A longer pathway to RN licensure, but one that may lead to higher-paying job opportunities upon graduation, is the Bachelor of Science in Nursing (BSN) degree. BSN programs take four years to complete and provide additional training and coursework beyond what is offered in an associate's degree program. This additional investment of time and tuition often leads to a competitive edge in job searches and higher starting salaries. As with ADN programs, in some cases, select surgical tech coursework may transfer toward a degree program, but you should inquire with your school of choice about transfer credits.

Surgical Tech to LPN/LVN to RN Pathway

Less direct than an associate's degree or bachelor's degree, surgical techs may consider completing a licensed practical/vocational nurse training program to ensure they are interested in a career in patient care nursing. LPN/LVNs gain experience providing basic patient care services and earn around the same pay as a surgical tech on average ($46,000 per year).

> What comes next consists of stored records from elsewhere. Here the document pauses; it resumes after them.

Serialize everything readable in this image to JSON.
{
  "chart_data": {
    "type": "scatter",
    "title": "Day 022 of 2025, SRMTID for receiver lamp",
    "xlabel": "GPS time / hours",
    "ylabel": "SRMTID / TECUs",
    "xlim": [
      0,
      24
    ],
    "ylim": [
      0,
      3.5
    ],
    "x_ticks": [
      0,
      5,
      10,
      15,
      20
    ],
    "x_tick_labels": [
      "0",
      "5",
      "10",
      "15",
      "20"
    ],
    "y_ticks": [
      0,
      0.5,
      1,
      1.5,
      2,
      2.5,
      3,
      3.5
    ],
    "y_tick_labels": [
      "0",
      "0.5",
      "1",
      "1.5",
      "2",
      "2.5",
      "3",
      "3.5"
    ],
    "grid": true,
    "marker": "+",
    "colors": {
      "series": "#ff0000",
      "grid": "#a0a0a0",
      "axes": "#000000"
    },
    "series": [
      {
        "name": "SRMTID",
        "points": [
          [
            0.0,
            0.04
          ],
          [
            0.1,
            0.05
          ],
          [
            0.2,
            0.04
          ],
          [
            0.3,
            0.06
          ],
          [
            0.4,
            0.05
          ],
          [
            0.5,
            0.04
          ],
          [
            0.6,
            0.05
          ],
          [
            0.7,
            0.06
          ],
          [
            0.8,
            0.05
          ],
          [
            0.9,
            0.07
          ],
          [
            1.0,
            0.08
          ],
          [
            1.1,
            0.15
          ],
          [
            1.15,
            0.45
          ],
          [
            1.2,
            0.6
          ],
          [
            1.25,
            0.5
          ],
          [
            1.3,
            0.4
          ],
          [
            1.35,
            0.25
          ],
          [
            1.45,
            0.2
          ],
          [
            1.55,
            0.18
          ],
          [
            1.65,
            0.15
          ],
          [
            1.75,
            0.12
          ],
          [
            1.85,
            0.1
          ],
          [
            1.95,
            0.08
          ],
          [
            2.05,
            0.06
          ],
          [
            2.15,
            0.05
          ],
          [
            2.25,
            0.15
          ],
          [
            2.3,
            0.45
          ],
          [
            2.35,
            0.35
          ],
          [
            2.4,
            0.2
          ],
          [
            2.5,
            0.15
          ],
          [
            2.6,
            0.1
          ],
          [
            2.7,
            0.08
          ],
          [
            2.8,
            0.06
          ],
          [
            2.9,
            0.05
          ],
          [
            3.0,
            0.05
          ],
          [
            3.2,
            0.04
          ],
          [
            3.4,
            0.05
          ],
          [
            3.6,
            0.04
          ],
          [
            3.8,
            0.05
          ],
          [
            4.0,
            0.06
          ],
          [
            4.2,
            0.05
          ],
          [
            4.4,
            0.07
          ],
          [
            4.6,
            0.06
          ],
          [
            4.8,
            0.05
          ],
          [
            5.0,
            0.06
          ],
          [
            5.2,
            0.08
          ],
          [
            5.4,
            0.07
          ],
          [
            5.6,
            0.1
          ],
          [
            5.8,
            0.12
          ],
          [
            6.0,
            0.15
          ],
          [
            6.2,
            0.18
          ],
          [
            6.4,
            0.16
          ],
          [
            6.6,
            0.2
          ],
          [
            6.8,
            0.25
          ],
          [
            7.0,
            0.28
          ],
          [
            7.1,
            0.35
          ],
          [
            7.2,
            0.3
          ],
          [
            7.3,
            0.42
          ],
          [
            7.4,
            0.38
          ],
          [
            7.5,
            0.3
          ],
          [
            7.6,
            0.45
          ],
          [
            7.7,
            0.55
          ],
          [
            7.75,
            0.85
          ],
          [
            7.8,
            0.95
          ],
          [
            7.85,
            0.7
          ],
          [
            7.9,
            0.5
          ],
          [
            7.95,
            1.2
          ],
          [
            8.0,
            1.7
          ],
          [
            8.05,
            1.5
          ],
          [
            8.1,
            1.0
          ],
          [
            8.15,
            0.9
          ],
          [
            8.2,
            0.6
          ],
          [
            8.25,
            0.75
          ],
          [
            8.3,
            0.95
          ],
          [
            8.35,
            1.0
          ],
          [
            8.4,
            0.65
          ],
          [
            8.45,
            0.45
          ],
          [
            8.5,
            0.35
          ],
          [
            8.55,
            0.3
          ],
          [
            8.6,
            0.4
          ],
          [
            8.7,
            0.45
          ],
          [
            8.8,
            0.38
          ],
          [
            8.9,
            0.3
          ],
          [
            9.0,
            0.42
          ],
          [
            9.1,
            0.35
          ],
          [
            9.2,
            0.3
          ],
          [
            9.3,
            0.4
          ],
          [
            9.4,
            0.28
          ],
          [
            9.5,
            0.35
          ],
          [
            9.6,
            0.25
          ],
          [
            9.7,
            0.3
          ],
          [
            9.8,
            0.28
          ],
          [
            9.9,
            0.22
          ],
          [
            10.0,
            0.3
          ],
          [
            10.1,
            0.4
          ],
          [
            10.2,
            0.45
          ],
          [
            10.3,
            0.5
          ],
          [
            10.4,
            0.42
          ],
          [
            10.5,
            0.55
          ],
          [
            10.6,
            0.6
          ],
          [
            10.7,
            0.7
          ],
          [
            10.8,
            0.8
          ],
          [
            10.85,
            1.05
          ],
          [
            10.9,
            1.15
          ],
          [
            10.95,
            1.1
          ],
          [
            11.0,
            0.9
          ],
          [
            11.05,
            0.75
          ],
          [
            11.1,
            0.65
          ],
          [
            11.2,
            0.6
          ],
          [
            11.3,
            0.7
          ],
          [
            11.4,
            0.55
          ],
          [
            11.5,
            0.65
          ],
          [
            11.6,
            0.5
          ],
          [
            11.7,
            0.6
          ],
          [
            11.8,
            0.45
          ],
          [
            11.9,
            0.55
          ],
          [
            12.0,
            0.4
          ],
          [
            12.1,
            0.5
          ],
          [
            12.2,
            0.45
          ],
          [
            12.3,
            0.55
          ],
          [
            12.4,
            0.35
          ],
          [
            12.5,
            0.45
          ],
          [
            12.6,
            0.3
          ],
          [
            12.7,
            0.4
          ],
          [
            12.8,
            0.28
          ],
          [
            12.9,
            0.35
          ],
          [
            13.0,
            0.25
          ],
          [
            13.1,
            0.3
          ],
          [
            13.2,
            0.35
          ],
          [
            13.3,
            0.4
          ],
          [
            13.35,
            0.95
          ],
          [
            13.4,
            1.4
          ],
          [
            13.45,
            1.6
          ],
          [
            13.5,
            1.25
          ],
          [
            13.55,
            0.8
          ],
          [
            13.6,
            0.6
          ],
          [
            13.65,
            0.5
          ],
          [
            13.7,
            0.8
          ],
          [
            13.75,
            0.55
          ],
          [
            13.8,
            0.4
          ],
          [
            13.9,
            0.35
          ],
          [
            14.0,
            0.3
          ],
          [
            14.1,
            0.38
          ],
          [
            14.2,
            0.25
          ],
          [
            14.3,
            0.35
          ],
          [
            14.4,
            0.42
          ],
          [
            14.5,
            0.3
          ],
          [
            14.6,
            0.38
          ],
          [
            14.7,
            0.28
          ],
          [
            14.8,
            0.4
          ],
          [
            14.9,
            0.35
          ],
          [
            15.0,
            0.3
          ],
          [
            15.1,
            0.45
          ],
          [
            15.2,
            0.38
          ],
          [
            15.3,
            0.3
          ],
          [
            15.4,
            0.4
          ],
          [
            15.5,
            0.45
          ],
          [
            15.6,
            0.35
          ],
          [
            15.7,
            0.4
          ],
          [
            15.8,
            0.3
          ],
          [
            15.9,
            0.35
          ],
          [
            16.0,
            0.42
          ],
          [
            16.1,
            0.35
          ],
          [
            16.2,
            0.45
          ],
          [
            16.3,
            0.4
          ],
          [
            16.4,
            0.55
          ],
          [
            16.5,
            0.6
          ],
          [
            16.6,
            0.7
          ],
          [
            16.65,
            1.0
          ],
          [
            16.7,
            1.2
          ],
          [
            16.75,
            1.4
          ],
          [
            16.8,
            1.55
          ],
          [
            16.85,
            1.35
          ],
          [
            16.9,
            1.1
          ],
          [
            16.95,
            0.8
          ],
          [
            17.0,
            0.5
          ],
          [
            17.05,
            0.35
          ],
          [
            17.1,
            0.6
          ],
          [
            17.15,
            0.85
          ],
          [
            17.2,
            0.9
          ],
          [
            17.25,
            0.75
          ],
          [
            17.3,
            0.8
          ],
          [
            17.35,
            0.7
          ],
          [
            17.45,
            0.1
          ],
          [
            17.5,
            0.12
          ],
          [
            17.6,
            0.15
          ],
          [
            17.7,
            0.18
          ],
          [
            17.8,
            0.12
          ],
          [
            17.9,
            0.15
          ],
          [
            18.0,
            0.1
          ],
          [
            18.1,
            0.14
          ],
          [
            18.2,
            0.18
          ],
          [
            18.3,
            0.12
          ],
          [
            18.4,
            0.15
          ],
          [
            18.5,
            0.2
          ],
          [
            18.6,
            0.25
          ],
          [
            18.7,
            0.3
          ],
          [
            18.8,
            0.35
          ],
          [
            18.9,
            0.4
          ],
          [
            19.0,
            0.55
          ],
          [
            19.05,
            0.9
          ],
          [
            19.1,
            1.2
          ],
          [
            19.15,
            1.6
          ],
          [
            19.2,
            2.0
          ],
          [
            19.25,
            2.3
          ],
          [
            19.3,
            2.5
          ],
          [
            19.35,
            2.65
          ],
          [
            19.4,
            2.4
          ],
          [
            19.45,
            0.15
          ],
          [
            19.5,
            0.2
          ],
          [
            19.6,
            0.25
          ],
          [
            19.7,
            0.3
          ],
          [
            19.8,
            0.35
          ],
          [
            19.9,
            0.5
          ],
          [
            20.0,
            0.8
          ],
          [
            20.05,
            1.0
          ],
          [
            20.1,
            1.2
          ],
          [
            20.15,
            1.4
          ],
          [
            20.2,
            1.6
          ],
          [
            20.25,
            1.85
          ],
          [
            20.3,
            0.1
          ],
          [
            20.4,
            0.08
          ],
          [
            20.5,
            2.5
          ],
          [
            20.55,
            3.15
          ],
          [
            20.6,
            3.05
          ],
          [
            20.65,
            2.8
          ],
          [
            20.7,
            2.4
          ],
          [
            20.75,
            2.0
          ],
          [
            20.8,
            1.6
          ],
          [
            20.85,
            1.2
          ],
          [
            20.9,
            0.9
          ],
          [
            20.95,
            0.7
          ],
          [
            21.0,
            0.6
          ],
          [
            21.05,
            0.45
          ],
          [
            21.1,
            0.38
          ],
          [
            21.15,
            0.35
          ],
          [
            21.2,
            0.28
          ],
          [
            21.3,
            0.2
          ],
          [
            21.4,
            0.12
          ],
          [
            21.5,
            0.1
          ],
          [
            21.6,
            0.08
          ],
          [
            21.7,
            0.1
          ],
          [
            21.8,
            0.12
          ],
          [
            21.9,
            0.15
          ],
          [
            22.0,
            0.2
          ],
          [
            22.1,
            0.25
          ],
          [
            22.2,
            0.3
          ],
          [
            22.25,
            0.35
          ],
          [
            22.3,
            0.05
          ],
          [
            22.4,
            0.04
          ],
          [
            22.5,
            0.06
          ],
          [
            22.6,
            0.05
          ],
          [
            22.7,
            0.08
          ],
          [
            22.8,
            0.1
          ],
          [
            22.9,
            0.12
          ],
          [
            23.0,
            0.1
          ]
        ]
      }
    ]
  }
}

LPN/LVN training programs are quick to complete (around one year), and once an LPN/LVN has gained nursing experience, there are many direct LPN/LVN to RN bridge programs that make it easy to convert LPN/LVN experience into an RN license in around 12-18 months of additional study.

Learn more about other entry-level nursing options.

"Testing Out"

Another option for surgical techs interested in pursuing their RN training is to "test out" of certain prerequisite courses, thereby shortening the length of their nursing training. For example, Achieve Test Prep offers surgery techs the opportunity to test out of certain nursing prerequisites by offering shortened hybrid online/in-person courses that prepare students to take exams that satisfy certain course requirements. Prior to choosing a "test out" option, students should ensure their nursing program of choice will accept "testing out" in place of required courses.

How Long Is an RN Program?

The length of time it takes to complete a nursing training program will depend on the type of degree chosen (ADN vs. BSN), the individual school, and whether any prior surgical tech coursework is transferrable. In general, associate's degree programs take around two years to complete, while BSN programs take four years to complete. If a student is able to transfer several credits and/or tests out of multiple prerequisites, they will be able to complete their degree and take the NCLEX exam in a shorter amount of time.

What Types of Schools Offer This Program?

A variety of school types offer RN training programs, including vocational schools, community colleges, and four-year colleges and universities. It is important when researching schools to make sure you select a program that is accredited by a third-party accrediting association that ensures you will receive a high-quality education, in addition to being recognized and approved by your state's board of nursing. It is also a good idea to select a school with a high NCLEX pass rate, which proves the school excels at preparing students to pass the licensing exam and start their careers as registered nurses.